In 2009 there were a seemingly endless number of investment opportunities available in Washington, D.C. with very little financing available that could be applied towards those potential purchases. For the most part, financing was only available for stabilized properties, and as market conditions worsened, a greater number of distressed and otherwise troubled properties were entering the market without the ability to be purchased, except through all cash purchases. Hard money lenders were not even lending.
Banks responded quickly to the numerous loans that went unpaid and their collective foreclosure efforts ultimately resulted in a large number of Bank REO’s (Real Estate Owned By Banks). Bidding participants at the foreclosure auctions often were unwilling to pay the loan balance amounts owed in order to “win” ownership of properties in foreclosure and so the culmination of the foreclosure process resulted in banks taking possession and ownership. This resulted in banks owning an unprecedented number of foreclosed properties (in Washington, D.C. and throughout the U.S.). Prior to the banks individually and collectively adjusting the rate at which their foreclosed upon REO properties would be released to the market, there was a scramble to remove these REO properties from their balance sheets, resulting in both a glut of foreclosure offerings in the market and a willingness by the banks to sell at significant discounts. These factors helped propel the housing price downward spiral, ultimately creating a buying opportunity.
Equilibrium recognized this purchase opportunity and instead of moving forward with one or two purchases at a time (as had been our previous mode of operation), Equilibrium mobilized its efforts and raised a fund specifically to address the opportunity. The Fund ultimately purchased, developed, transformed and sold a total of 16 properties, utilizing minimal financing. In addition to generating exceptional financial returns, we were able to stabilize several blighted properties that were problems for their respective communities and we were at the forefront of the revitalization of several Washington, DC neighborhoods.
Our purchase criteria and strategy was very conservative. A property, post renovation, would not be sold unless EQ was able to sell for 30% or greater return on initial cash investment. Furthermore, each purchase required stabilized underwriting that demonstrated the property’s ability to be cash flow positive and obtain cash-out financing that fully returned purchase and renovation cash invested in the event that the property was not able to be sold immediately post renovation.

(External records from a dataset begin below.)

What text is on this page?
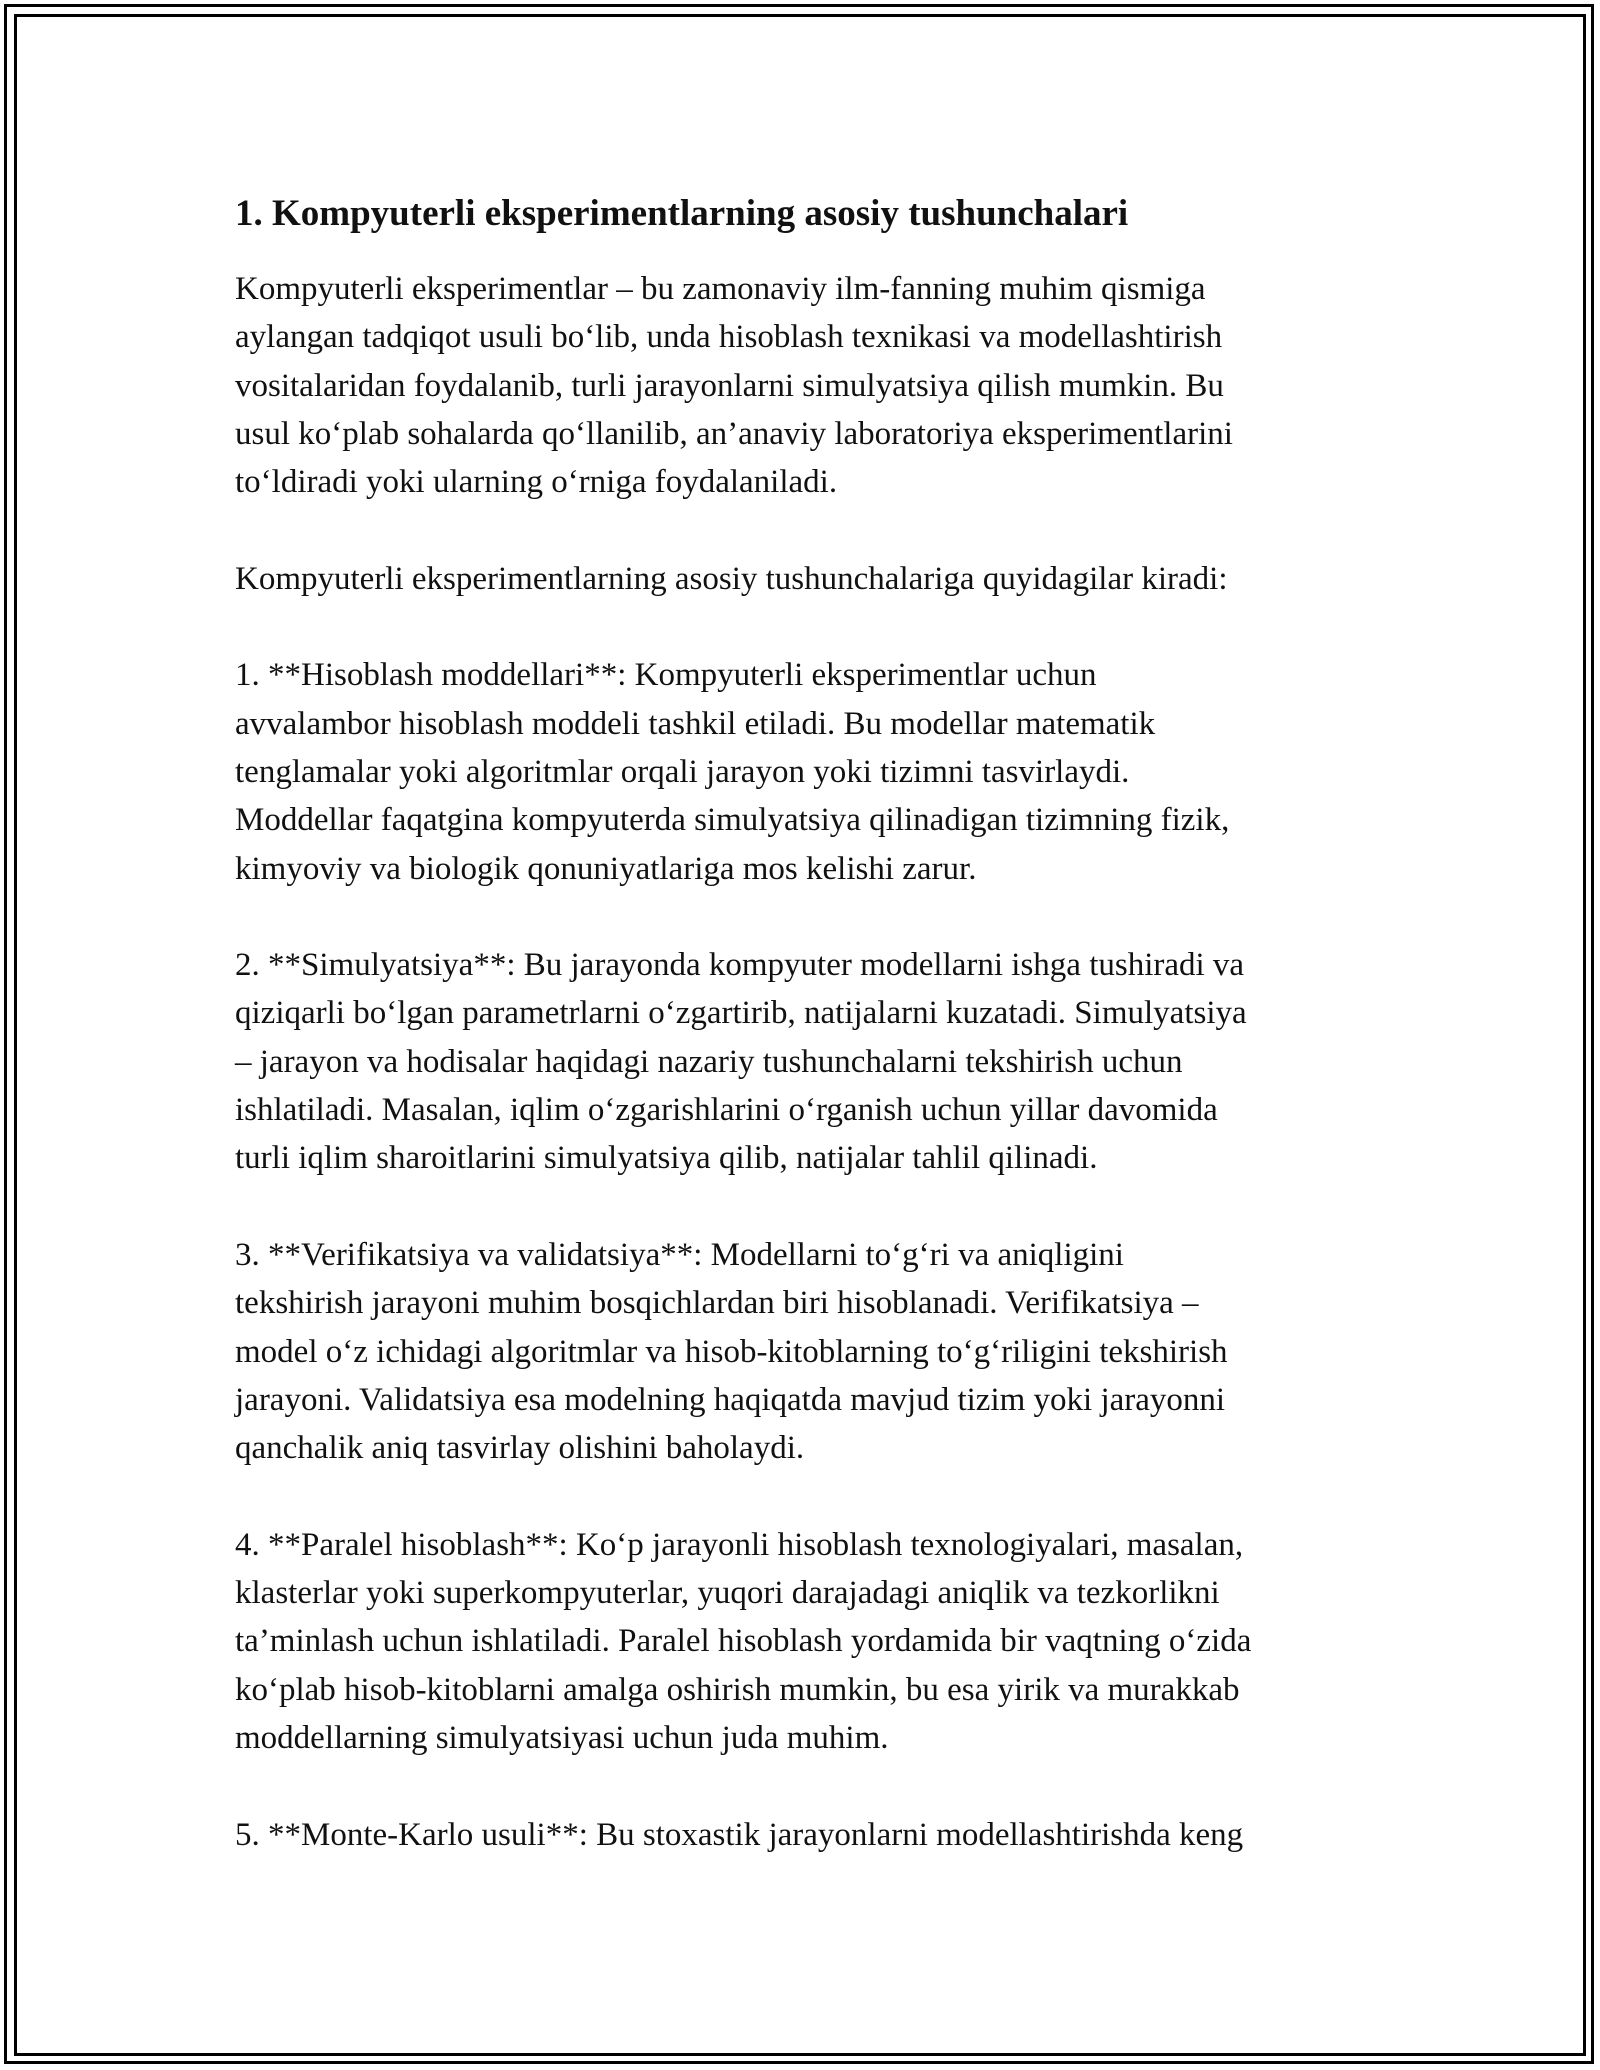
1. Kompyuterli eksperimentlarning asosiy tushunchalari
Kompyuterli eksperimentlar – bu zamonaviy ilm-fanning muhim qismiga
aylangan tadqiqot usuli bo‘lib, unda hisoblash texnikasi va modellashtirish
vositalaridan foydalanib, turli jarayonlarni simulyatsiya qilish mumkin. Bu
usul ko‘plab sohalarda qo‘llanilib, an’anaviy laboratoriya eksperimentlarini
to‘ldiradi yoki ularning o‘rniga foydalaniladi.
Kompyuterli eksperimentlarning asosiy tushunchalariga quyidagilar kiradi:
1. **Hisoblash moddellari**: Kompyuterli eksperimentlar uchun
avvalambor hisoblash moddeli tashkil etiladi. Bu modellar matematik
tenglamalar yoki algoritmlar orqali jarayon yoki tizimni tasvirlaydi.
Moddellar faqatgina kompyuterda simulyatsiya qilinadigan tizimning fizik,
kimyoviy va biologik qonuniyatlariga mos kelishi zarur.
2. **Simulyatsiya**: Bu jarayonda kompyuter modellarni ishga tushiradi va
qiziqarli bo‘lgan parametrlarni o‘zgartirib, natijalarni kuzatadi. Simulyatsiya
– jarayon va hodisalar haqidagi nazariy tushunchalarni tekshirish uchun
ishlatiladi. Masalan, iqlim o‘zgarishlarini o‘rganish uchun yillar davomida
turli iqlim sharoitlarini simulyatsiya qilib, natijalar tahlil qilinadi.
3. **Verifikatsiya va validatsiya**: Modellarni to‘g‘ri va aniqligini
tekshirish jarayoni muhim bosqichlardan biri hisoblanadi. Verifikatsiya –
model o‘z ichidagi algoritmlar va hisob-kitoblarning to‘g‘riligini tekshirish
jarayoni. Validatsiya esa modelning haqiqatda mavjud tizim yoki jarayonni
qanchalik aniq tasvirlay olishini baholaydi.
4. **Paralel hisoblash**: Ko‘p jarayonli hisoblash texnologiyalari, masalan,
klasterlar yoki superkompyuterlar, yuqori darajadagi aniqlik va tezkorlikni
ta’minlash uchun ishlatiladi. Paralel hisoblash yordamida bir vaqtning o‘zida
ko‘plab hisob-kitoblarni amalga oshirish mumkin, bu esa yirik va murakkab
moddellarning simulyatsiyasi uchun juda muhim.
5. **Monte-Karlo usuli**: Bu stoxastik jarayonlarni modellashtirishda keng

With this strategy in place and a focus on Single Family Row Home Conversions into Two Unit Properties (simultaneously creating value while providing increased potential rents and the ability to generate viable cash flow in the event property is not immediately sold) and the rehabilitation of dilapidated 4 unit properties, we were able to resurrect a total of 16 properties, eight (8) of which were four (4) or more unit transformations, six (6) of which were single family or two-unit conversions to two or three-unit properties and 2 of which were actually properties with a commercial component (Mixed Use Development) that also underwent unit count and/or usage transformations.
Nine (9) of the 16 properties purchased were post foreclosure bank owned REO’s that suffered from months (and sometimes years) of extreme neglect as the property passed through that process, with the remaining 7 properties also suffering from similar neglect given that they were purchased as distressed sales. As such, all properties were virtually dilapidated with most being completely uninhabitable, requiring significant development, construction and renovation.
The development effort in many cases was not dissimilar from ground up construction, as only the exterior walls remained at purchase or post demolition, requiring all new construction including joists for each floor and the delivery of all utilities from the street.
In addition to the physical challenges on-site, there were often technical challenges associated with obtaining permits in a reasonable time-frame and avoiding vacant or blighted tax designations (which result in a 5% or 10% of assessed value being taxed) while working to obtain the necessary permits required in order to remedy the vacant or blighted condition of the property in question.
With a dedicated construction team in place, oftentimes working on multiple properties at the same time, Equilibrium established and refined a process that reduced time to market/completion despite the standard permitting obstacles in place. Due to the condition of properties at purchase (shells requiring complete demolition), there was very little to inspect on properties outside of standard structural requirements, allowing us to initiate the architectural planning process prior to close and to move forward with a demolition permit immediately after closing. This implementation approach allowed for construction to begin sooner than would otherwise be possible.
The purchase and sale criteria identified above was strictly adhered to, leading to some immediate sales, some post renovation rentals and some additional 1031 exchange purchases from completed projects, the proceeds from which were reinvested into new renovation/rehab opportunities. A total of 16 properties were purchased and renovated with nine (9) properties sold immediately post renovation, seven (7) properties rented prior to being eventually sold at a greater than 30% return on investment and a total of three (3) properties sold into a 1031 exchange resulting in five (5) tax deferred purchases. Return on Investment for the properties ranged from 31% to 136% (average of 54% and median of 40%) and the Equity Multiple for the entire portfolio was approximately 2.5x.